Eu realmente não entendo como vocês não percebem que um país não pode retirar suas tropas em uma luta onde tem superioridade militar. Pelo menos deveriam reconhecer o quanto fortalece o inimigo o simples mencionar dessa hipótese. E suponho que todos consideram os terroristas como inimigos. Os motivos políticos que impedem uma vitória a médio prazo podem ser enfrentados de mil formas. No caso do Iraque até deixar haver uma carnificina entre eles, enquanto se aguarda dentro dos quartéis. Existem mil soluções, mas tem que haver um mínimo de patriotismo. É aí que entra a esquerda. E é aí que você acha que eu estou sendo medíocre, sem dúvida.

Não sei, ou não me lembro, de como foi chamada a política de Kennedy, em que teoria ele estava ancorado. Ele tem o meu respeito por ter sido um homem muito corajoso. No mais, a tal turma intelectualizada chamada de “Camelot” era um bando de alcoólatras, estupradores, ricos mimados. Qual a diferença entre Kennedy invadir o Vietnam, Johnson continuar e Nixon terminar eu não sei. Tivemos dois democratas e um republicano fazendo o que tinham que fazer, concordo inteiramente com eles. Isto deixando de lado Eisenhower que foi o início do início. Eu vejo a guerra do Vietnam com a esquerda, os democratas, derrotando a direita, os republicanos.

Hillary foi a favor da guerra do Iraque. Muitos outros democratas também. Quer dizer que o neoconservadorismo, neste momento, está na maneira de conduzir um conflito dentro do país vencido ? É isso ?

Existe um outro ponto importante. Nós damos valor a sentimentos de honra, lealdade, dignidade enquanto pessoas. Quando se refere a Estados a tendência dos intelectuais, a tendência da esquerda, é achar que não se aplica, que é ingenuidade, que é ridículo pensar que um presidente americano tenha esses princípios em sua política externa. É um tremendo engano. Não quero falar sobre wilsonianismo. Quero dizer que na guerra pelo mundo AINDA existem os bons e os maus. Igualzinho ao faroeste (se alguém me vê dizendo uma coisa dessas me rotula como debiloide) Na Bélgica eu vi um correspondente dizendo sobre a guerra nos Balcans : “ aqui não existem mocinhos e bandidos, todos são bandidos” Concordei imediatamente. Diferente do Iraque onde eu sei que os mocinhos são os americanos, ingleses e os fantásticos australianos, e os bandidos são os terroristas. Colocar “sofisticação” nisso, colocar petróleo, interesses de corporações, Rumsfeld bandido, para mim é tipo teoria conspiratória ou anti-americanismo brabo, ou as duas coisas juntas, o que é o mais comum.

Acabei de abrir ( na livraria) um livro enorme sobre o Oriente Médio escrito por um correspondente, acho que inglês (Fisk ?).
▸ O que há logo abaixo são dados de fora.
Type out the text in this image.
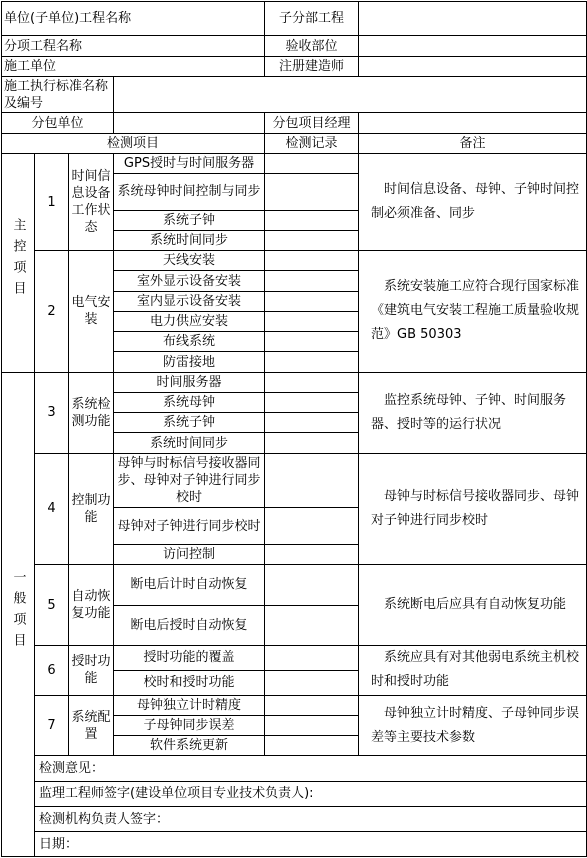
单位(子单位)工程名称				子分部工程	
分项工程名称				验收部位	
施工单位				注册建造师	
施工执行标准名称及编号					
分包单位				分包项目经理	
检测项目				检测记录	备注
主控项目	1	时间信息设备工作状态	GPS授时与时间服务器		时间信息设备、母钟、子钟时间控制必须准备、同步
			系统母钟时间控制与同步		
			系统子钟		
			系统时间同步		
	2	电气安装	天线安装		系统安装施工应符合现行国家标准《建筑电气安装工程施工质量验收规范》GB 50303
			室外显示设备安装		
			室内显示设备安装		
			电力供应安装		
			布线系统		
			防雷接地		
一般项目	3	系统检测功能	时间服务器		监控系统母钟、子钟、时间服务器、授时等的运行状况
			系统母钟		
			系统子钟		
			系统时间同步		
	4	控制功能	母钟与时标信号接收器同步、母钟对子钟进行同步校时		母钟与时标信号接收器同步、母钟对子钟进行同步校时
			母钟对子钟进行同步校时		
			访问控制		
	5	自动恢复功能	断电后计时自动恢复		系统断电后应具有自动恢复功能
			断电后授时自动恢复		
	6	授时功能	授时功能的覆盖		系统应具有对其他弱电系统主机校时和授时功能
			校时和授时功能		
	7	系统配置	母钟独立计时精度		母钟独立计时精度、子母钟同步误差等主要技术参数
			子母钟同步误差		
			软件系统更新		
	检测意见：				
	监理工程师签字(建设单位项目专业技术负责人):				
	检测机构负责人签字：				
	日期：				
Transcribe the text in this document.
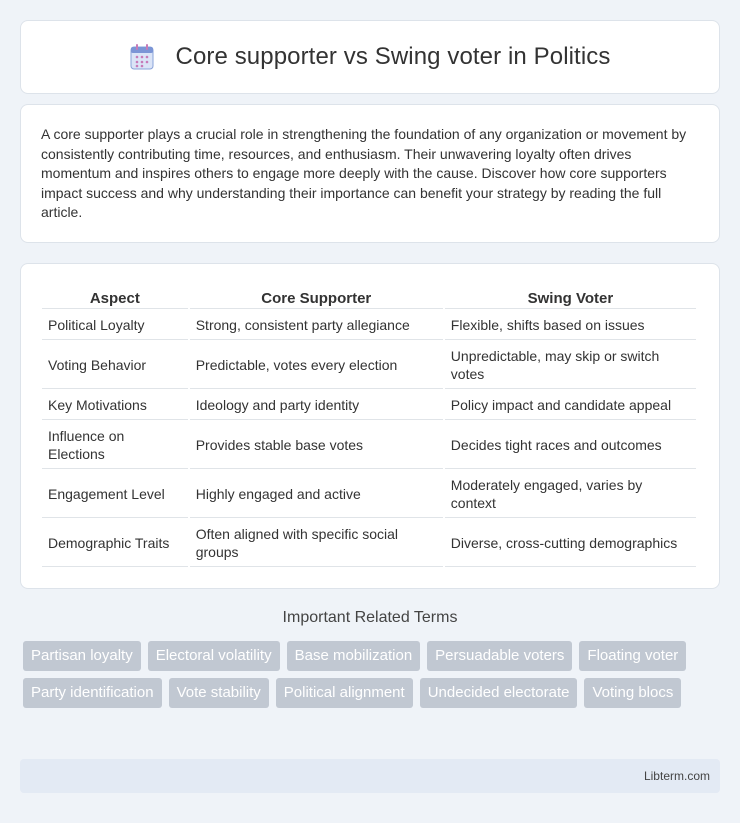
Core supporter vs Swing voter in Politics

A core supporter plays a crucial role in strengthening the foundation of any organization or movement by consistently contributing time, resources, and enthusiasm. Their unwavering loyalty often drives momentum and inspires others to engage more deeply with the cause. Discover how core supporters impact success and why understanding their importance can benefit your strategy by reading the full article.

Aspect	Core Supporter	Swing Voter
Political Loyalty	Strong, consistent party allegiance	Flexible, shifts based on issues
Voting Behavior	Predictable, votes every election	Unpredictable, may skip or switch votes
Key Motivations	Ideology and party identity	Policy impact and candidate appeal
Influence on Elections	Provides stable base votes	Decides tight races and outcomes
Engagement Level	Highly engaged and active	Moderately engaged, varies by context
Demographic Traits	Often aligned with specific social groups	Diverse, cross-cutting demographics
Important Related Terms
Partisan loyalty	Electoral volatility	Base mobilization	Persuadable voters	Floating voter
Party identification	Vote stability	Political alignment	Undecided electorate	Voting blocs
Libterm.com
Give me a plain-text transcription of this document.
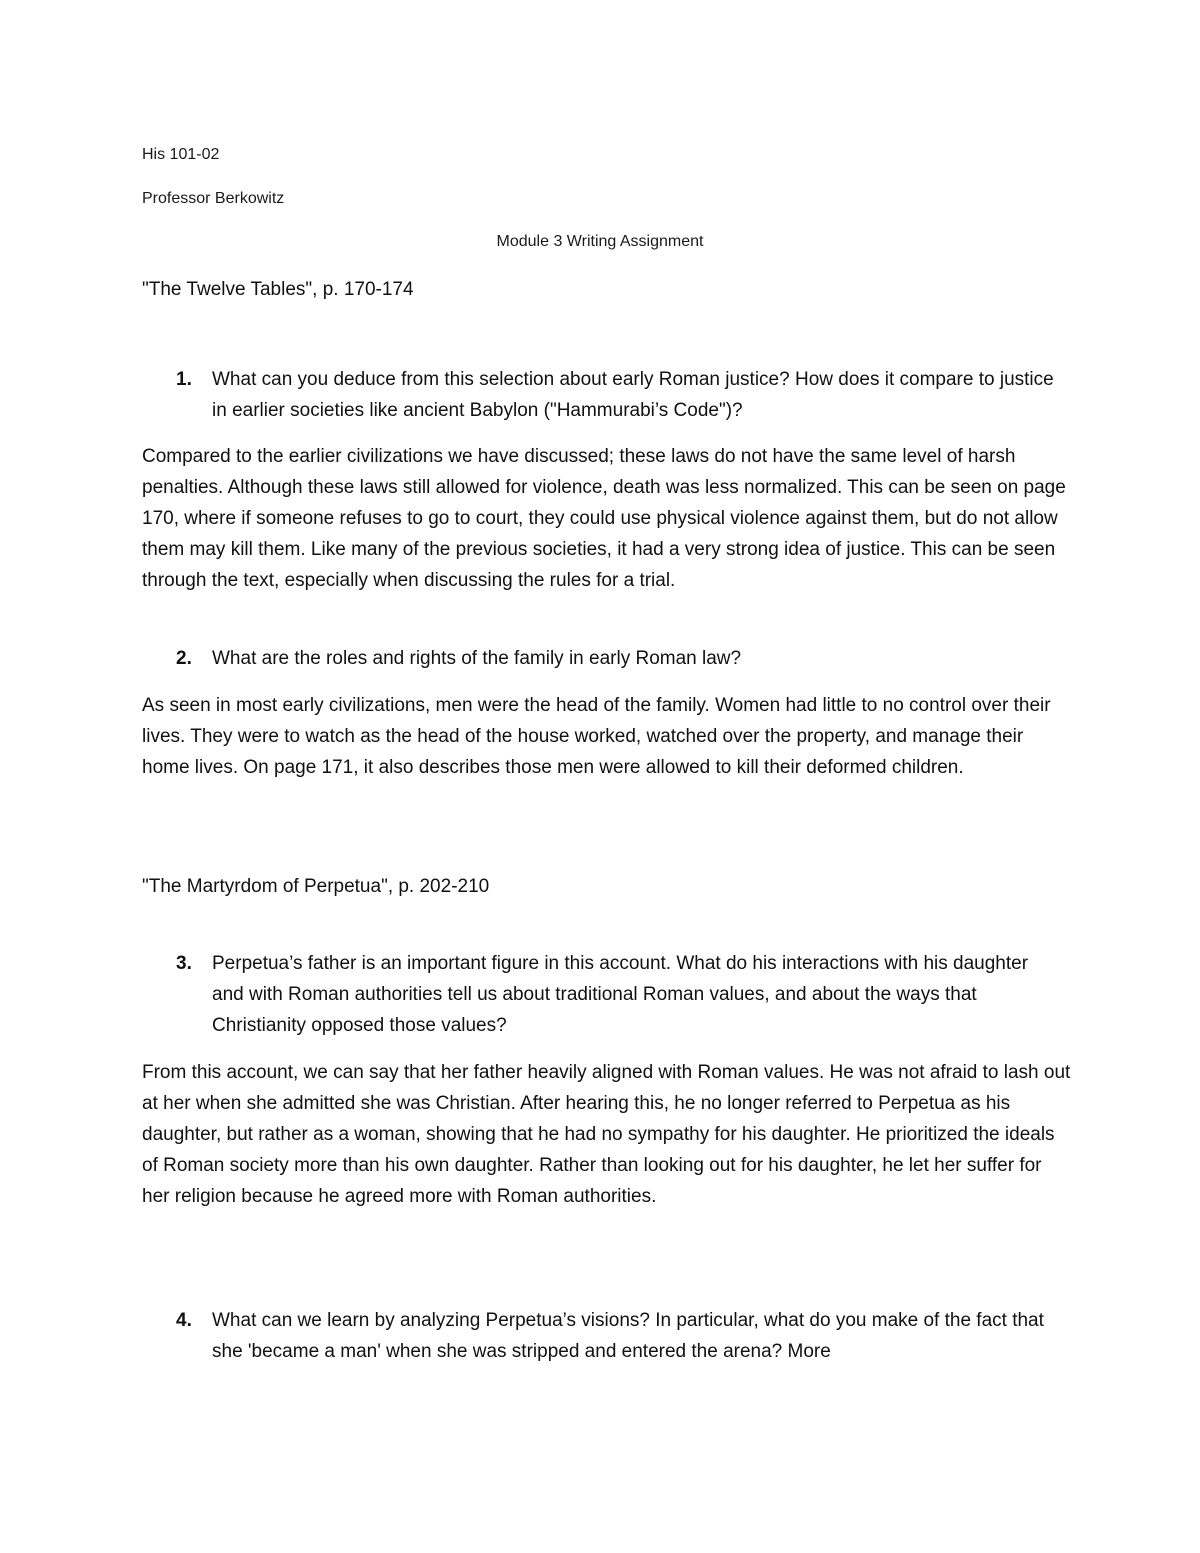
His 101-02

Professor Berkowitz

Module 3 Writing Assignment

"The Twelve Tables", p. 170-174

1. What can you deduce from this selection about early Roman justice? How does it compare to justice in earlier societies like ancient Babylon ("Hammurabi’s Code")?

Compared to the earlier civilizations we have discussed; these laws do not have the same level of harsh penalties. Although these laws still allowed for violence, death was less normalized. This can be seen on page 170, where if someone refuses to go to court, they could use physical violence against them, but do not allow them may kill them. Like many of the previous societies, it had a very strong idea of justice. This can be seen through the text, especially when discussing the rules for a trial.

2. What are the roles and rights of the family in early Roman law?

As seen in most early civilizations, men were the head of the family. Women had little to no control over their lives. They were to watch as the head of the house worked, watched over the property, and manage their home lives. On page 171, it also describes those men were allowed to kill their deformed children.

"The Martyrdom of Perpetua", p. 202-210

3. Perpetua’s father is an important figure in this account. What do his interactions with his daughter and with Roman authorities tell us about traditional Roman values, and about the ways that Christianity opposed those values?

From this account, we can say that her father heavily aligned with Roman values. He was not afraid to lash out at her when she admitted she was Christian. After hearing this, he no longer referred to Perpetua as his daughter, but rather as a woman, showing that he had no sympathy for his daughter. He prioritized the ideals of Roman society more than his own daughter. Rather than looking out for his daughter, he let her suffer for her religion because he agreed more with Roman authorities.

4. What can we learn by analyzing Perpetua’s visions? In particular, what do you make of the fact that she 'became a man' when she was stripped and entered the arena? More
Com um passar de olhos joguei de volta na mesa. Falava que o saque após a queda de Baghdad, o famoso saque, o tal que inclui o museu, tinha sido culpa dos americanos, e o sujeito esbravejava : “ESTA SITUAÇÃO, SEUS FIHOS DAS PUTAS, ESTÁ PREVISTA NA CONVENÇÃO DE GENEBRA!” Agora imagine os jovens do exército se deparando com uma situação para a qual jamais poderiam estar preparados. Eles não são polícia para sair distribuindo pescoções. O que eles deveriam fazer ? Atirar nos saqueadores ? Riculamente correr atrás deles para tentar prende-los ? Teria sido hilário, e criticado por isso. E de que jeito ? Com toda aquela armadura em cima ? Dar tiros para cima, causar pânico, se arriscar a alguma coisa grave, muito além do saque ? Tiros são tiros, ninguém se iluda. A melhor decisão foi aquela mesmo. Deixar correr solto. O que vale um saque depois da tomada de um país, depois da derrubada de um tirano ? Sem duvida, se Clinton fosse o presidente, os meninos saberiam EXATAMENTE o que fazer, não?.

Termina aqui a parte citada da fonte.